The regex /[A-Za-z]+(?=(\s[A-Za-z]+))/g
does exactly as what I have said above: it will only consume one word at a time with the [A-Za-z]+
portion (the start of the regex), and look-ahead for the next word (?=(\s[A-Za-z]+))
2, and also capture the matched text.
The function passed to the replace
function will receive the matched string as the first argument and the captured text in subsequent arguments. (There are more - check the documentation - I don't need them here). Since the look-ahead is zero-width (the input is not consumed), the whole match is also conveniently the first word. The capture text in the look-ahead will go into the 2nd argument.
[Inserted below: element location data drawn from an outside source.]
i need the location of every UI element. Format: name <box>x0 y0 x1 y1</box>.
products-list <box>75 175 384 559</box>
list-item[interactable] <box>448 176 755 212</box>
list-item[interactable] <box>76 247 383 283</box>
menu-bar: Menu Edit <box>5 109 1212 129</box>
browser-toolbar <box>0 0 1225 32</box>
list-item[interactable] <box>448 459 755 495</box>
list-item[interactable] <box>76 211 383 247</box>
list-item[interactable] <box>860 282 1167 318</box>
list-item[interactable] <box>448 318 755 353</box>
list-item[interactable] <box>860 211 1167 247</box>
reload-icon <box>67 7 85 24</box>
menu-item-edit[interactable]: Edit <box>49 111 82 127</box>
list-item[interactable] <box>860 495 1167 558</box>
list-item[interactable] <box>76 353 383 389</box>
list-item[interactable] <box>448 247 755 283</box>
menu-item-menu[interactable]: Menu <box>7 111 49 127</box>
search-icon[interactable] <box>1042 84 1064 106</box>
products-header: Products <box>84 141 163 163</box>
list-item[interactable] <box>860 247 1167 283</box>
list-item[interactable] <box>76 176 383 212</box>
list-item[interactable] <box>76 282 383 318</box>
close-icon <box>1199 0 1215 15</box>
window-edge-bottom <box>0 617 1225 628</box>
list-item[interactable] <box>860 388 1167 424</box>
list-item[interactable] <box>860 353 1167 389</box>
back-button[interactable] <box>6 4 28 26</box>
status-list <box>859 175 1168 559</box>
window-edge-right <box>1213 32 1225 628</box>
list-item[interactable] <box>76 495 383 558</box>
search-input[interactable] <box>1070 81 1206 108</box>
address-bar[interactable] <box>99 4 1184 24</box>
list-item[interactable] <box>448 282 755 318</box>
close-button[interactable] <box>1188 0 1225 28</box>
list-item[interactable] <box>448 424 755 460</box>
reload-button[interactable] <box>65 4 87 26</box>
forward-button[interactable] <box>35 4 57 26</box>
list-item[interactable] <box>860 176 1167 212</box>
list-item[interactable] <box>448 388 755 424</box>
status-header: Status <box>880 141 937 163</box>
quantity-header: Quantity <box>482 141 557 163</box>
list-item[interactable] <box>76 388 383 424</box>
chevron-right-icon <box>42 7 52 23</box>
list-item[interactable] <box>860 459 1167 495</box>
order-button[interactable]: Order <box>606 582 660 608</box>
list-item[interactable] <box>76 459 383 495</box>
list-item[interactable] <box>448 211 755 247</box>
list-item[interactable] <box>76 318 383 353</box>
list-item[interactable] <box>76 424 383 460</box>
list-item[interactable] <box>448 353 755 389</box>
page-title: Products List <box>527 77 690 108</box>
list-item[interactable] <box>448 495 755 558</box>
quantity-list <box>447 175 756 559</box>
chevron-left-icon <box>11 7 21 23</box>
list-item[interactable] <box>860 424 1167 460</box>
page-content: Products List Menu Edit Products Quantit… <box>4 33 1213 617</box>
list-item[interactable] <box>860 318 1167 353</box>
Proper solution with RegExp.exec
Note that String.replace
function incurs a replacement overhead, since the replacement result is not used at all. If this is unacceptable, you can rewrite the above code with RegExp.exec
function in a loop:
var output = [];
var str = "Mary had a little lamb";
var re = /[A-Za-z]+(?=(\s[A-Za-z]+))/g;
var arr;
while ((arr = re.exec(str)) != null) {
output.push(arr[0] + arr[1]);
}
Footnote
In other flavor of regex which supports variable width negative look-behind, it is possible to retrieve the previous word, but JavaScript regex doesn't support negative look-behind!.
(?=pattern)
is syntax for look-ahead.
Appendix
String.match
can't be used here since it ignores the capturing group when g
flag is used. The capturing group is necessary in the regex, as we need look-around to avoid consuming input and match overlapping text.